Shinzo Abe the latest in a long line of political killings
The assassination of Shinzo Abe was not the isolated incident in Japanese history it seemed. Especially prior to World War II, brutal attempts at “regime change” were as familiar a part of the nation’s political history as in the US. Leaders were killed and full-scale coups attempted, almost invariably by right-wing zealots. It’s one of the reasons for the country’s strict gun laws, though stabbings have been the preferred method.
Nor are assassins, successful and would-be, entirely unknown in Australia. In a crime many claimed was our first truly political assassination, NSW Labor MP John Newman was shot and killed outside his Cabramatta home in 1994 on the orders of Phuong Ngo, a local businessman and political opponent. Ngo is serving a life sentence for the murder. Another NSW MLC, Percival Brookfield, was shot and killed in 1921, though there was no evidence of a political motive. In contrast, NSW MP Thomas Ley, who died in England’s Broadmoor Asylum in 1947, was suspected of killing a number of people, including political opponents, in the 1920s. In Brisbane in 1948, Fred Paterson – who remains the only card-carrying Communist elected to an Australian parliament – was struck on the head from behind by a Queensland cop wielding a pick handle. Paterson eventually recovered from his injuries; the cop, Jack Mahony, was never charged.
After addressing an anti-conscription rally at Mosman Town Hall, Sydney during his 1966 federal election campaign, Arthur Calwell was shot through a Commonwealth car window by 19-year-old factory worker Peter Kocan. The Labor leader was both saved and injured by the window glass. Kocan – who went on to become an author and poet – later explained he was tired of being “a nobody” and was inspired by the murders of Ngo Dihn Diem, JFK and Malcolm X. As he charmingly put it, “the shooting logic was in the air at the time”.
Royal visitors to Australia have been fired at twice: at a public picnic in Sydney in 1869, Queen Victoria’s son Prince Alfred was shot in the back by Henry James O’Farrell, and Prince Charles was fired at during an Australia Day speech at Darling Harbour in 1994. Fortunately the starting pistol fired by David Kang, then 25, wasn’t a deadly weapon but it caused a frisson. Kang went on to become a barrister.
It is the US, however, that sets the gold standard for assassinations. Lincoln, Garfield, McKinley and JFK: four dead presidents and counting. Leaving aside the killings of Bobby Kennedy, Martin Luther King and Malcolm X and staying with POTUSes, incumbents who have been targeted include both George Bushes; Theodore Roosevelt and Ronald Reagan narrowly survived shootings, and Gerald Ford faced a determined attempt by Lynette “Squeaky” Fromme, one of the Manson girls. Jimmy Carter was threatened by a Raymond Lee Harvey, no relation to Oswald. (Rumours persist that presidents Harding and Taylor were poisoned – but they say that about a couple of Popes, too.)

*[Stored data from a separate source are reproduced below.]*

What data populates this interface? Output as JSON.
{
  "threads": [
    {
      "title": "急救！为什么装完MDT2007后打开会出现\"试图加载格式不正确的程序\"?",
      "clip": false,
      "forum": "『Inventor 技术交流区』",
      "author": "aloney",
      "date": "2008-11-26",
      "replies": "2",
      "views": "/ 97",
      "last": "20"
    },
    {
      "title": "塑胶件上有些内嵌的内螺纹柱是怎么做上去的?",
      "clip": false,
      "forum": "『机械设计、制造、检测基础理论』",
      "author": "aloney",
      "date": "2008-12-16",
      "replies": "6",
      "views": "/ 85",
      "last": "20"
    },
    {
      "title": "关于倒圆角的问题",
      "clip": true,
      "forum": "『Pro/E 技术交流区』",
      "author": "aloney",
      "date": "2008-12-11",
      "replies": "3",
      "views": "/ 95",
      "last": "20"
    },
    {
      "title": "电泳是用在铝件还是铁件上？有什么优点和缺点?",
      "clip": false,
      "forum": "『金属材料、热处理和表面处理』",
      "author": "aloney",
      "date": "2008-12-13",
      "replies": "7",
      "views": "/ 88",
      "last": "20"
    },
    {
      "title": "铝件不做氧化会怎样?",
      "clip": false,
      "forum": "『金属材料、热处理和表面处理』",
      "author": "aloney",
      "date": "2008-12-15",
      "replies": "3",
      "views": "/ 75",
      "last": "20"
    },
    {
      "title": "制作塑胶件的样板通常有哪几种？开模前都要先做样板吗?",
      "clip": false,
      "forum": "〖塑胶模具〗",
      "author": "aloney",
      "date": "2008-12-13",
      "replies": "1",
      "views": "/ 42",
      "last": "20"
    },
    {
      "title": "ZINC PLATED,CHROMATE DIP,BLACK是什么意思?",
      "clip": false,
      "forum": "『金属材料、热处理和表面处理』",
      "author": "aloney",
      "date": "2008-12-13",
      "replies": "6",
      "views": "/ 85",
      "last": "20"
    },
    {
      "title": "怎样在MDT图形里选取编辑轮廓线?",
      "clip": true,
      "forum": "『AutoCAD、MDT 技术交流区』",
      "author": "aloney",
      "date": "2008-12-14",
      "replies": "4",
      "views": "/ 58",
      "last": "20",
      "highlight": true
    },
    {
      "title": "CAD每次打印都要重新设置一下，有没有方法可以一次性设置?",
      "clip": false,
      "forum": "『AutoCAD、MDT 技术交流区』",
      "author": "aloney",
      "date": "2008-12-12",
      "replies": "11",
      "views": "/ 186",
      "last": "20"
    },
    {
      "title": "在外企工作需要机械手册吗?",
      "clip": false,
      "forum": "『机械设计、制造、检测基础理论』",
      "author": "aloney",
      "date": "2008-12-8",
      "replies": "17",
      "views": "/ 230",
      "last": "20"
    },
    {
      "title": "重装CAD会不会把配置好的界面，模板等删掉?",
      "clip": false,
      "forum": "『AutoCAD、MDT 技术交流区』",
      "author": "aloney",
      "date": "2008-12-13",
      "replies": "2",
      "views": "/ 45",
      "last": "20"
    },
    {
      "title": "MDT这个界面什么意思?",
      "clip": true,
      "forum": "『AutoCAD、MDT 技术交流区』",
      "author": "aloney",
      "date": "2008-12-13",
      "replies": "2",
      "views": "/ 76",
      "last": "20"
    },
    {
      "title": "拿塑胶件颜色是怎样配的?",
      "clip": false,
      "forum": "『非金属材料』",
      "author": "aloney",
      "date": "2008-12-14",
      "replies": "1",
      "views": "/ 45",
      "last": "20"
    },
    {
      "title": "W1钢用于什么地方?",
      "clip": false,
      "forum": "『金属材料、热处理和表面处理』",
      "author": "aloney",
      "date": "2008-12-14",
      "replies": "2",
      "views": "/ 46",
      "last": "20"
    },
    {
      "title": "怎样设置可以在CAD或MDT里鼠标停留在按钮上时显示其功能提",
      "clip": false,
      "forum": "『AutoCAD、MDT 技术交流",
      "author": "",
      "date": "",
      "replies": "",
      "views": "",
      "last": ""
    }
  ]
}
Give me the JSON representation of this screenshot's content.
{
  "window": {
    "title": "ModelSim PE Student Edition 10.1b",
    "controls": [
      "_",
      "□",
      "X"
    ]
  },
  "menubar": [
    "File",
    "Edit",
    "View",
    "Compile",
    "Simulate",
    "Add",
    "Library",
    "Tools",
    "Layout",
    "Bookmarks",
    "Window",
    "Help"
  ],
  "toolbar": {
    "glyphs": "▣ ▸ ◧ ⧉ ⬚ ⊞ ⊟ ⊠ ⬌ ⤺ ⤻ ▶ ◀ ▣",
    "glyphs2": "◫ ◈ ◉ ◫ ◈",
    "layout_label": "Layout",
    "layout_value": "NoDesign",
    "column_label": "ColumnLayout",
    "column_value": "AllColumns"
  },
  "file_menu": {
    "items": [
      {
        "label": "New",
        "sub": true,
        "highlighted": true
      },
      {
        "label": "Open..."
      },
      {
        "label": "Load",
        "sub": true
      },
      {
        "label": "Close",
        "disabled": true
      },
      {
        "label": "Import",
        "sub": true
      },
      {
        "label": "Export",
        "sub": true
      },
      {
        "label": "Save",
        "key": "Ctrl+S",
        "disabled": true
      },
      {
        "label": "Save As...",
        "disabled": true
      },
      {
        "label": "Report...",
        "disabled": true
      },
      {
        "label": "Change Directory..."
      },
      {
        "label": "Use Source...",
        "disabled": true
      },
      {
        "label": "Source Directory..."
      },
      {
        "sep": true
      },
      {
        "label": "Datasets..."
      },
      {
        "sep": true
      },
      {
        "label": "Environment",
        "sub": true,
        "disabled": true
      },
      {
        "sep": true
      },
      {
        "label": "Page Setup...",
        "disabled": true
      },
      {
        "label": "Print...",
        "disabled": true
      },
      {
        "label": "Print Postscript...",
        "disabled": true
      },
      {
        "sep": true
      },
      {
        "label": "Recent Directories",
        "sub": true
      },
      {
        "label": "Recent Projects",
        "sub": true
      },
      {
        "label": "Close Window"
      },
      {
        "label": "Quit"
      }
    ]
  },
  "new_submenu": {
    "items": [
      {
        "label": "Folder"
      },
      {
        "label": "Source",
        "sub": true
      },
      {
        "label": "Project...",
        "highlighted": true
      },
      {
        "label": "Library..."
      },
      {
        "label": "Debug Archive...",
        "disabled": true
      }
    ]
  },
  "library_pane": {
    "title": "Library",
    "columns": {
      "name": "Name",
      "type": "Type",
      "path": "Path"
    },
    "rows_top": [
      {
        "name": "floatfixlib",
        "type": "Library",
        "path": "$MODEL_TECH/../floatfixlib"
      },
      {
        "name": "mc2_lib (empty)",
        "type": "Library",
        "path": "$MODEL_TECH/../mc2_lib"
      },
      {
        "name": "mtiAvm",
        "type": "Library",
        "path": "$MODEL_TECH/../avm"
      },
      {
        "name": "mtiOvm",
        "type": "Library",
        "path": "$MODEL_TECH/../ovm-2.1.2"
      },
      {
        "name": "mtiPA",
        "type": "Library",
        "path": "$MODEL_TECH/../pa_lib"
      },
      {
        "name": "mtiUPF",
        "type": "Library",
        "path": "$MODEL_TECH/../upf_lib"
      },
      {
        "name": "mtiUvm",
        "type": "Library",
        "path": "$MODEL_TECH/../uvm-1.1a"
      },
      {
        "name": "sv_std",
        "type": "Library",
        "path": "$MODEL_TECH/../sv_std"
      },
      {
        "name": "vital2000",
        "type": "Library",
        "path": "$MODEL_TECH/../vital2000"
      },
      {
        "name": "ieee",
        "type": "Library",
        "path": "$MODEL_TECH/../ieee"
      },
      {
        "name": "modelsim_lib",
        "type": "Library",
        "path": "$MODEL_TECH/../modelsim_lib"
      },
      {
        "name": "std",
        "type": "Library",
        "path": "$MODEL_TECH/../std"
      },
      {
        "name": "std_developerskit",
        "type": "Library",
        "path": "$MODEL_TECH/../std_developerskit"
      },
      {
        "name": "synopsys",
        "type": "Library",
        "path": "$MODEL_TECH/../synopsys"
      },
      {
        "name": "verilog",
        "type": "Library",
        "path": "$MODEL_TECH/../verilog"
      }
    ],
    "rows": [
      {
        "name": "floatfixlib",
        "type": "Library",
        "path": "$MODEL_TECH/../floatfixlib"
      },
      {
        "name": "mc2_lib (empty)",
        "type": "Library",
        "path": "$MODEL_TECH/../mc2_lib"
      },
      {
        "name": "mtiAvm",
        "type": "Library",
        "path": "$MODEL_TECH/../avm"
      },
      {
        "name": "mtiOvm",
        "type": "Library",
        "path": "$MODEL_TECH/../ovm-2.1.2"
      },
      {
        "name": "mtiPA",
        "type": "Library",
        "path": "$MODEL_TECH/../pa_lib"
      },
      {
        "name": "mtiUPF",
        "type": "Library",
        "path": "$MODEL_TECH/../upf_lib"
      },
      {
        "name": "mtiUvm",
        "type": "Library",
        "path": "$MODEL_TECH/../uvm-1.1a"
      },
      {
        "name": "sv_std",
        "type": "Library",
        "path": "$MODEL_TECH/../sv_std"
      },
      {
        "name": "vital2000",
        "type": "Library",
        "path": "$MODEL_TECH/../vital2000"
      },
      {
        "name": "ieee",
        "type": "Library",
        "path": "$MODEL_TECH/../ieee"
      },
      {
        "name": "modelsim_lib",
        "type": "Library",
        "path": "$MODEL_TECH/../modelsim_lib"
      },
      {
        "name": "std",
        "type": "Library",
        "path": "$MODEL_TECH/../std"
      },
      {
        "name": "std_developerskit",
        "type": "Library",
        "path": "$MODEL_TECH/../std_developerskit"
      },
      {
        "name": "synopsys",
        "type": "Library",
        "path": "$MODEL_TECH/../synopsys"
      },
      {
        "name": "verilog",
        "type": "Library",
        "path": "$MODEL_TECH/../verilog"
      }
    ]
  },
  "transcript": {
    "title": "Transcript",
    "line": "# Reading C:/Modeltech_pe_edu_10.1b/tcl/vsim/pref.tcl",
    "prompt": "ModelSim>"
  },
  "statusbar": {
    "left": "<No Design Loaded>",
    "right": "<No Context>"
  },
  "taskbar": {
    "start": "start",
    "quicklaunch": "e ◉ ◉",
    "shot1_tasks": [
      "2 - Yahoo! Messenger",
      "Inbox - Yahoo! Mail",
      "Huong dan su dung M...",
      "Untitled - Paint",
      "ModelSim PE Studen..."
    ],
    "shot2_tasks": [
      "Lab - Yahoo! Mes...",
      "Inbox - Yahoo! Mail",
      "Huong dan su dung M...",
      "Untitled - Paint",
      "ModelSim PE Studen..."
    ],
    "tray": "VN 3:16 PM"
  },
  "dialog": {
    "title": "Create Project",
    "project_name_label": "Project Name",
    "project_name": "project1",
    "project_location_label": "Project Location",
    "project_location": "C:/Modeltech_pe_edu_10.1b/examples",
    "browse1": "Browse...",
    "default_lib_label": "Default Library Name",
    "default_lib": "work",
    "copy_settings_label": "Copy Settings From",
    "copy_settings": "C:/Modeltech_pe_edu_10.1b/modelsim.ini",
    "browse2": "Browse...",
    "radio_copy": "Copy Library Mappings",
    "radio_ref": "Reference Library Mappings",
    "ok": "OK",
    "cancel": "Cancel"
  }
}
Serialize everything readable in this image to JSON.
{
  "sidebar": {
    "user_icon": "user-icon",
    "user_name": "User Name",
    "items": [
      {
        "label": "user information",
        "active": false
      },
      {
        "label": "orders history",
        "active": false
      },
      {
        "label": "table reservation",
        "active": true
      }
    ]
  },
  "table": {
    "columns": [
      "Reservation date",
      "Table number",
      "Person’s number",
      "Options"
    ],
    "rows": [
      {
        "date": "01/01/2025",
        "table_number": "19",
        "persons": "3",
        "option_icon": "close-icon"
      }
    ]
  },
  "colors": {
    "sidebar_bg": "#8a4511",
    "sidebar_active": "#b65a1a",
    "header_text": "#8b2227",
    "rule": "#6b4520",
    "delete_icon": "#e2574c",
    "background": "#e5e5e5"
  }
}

Even before his election I wrote columns expressing concern for Barack Obama, given the tinderbox of US gun ownership and bigotry. Even after he left the White House, a pipe bomb was sent to Obama’s home. And we now know of plots and conspiracies galore, with wannabe assassins including racists and religious zealots. Trump? Also a target from time to time, the most serious being a plan to kill him during an ASEAN summit. Although it’s hard to feel much sympathy for the man, given his willingness to see his own VP hanged during the insurrection he orchestrated.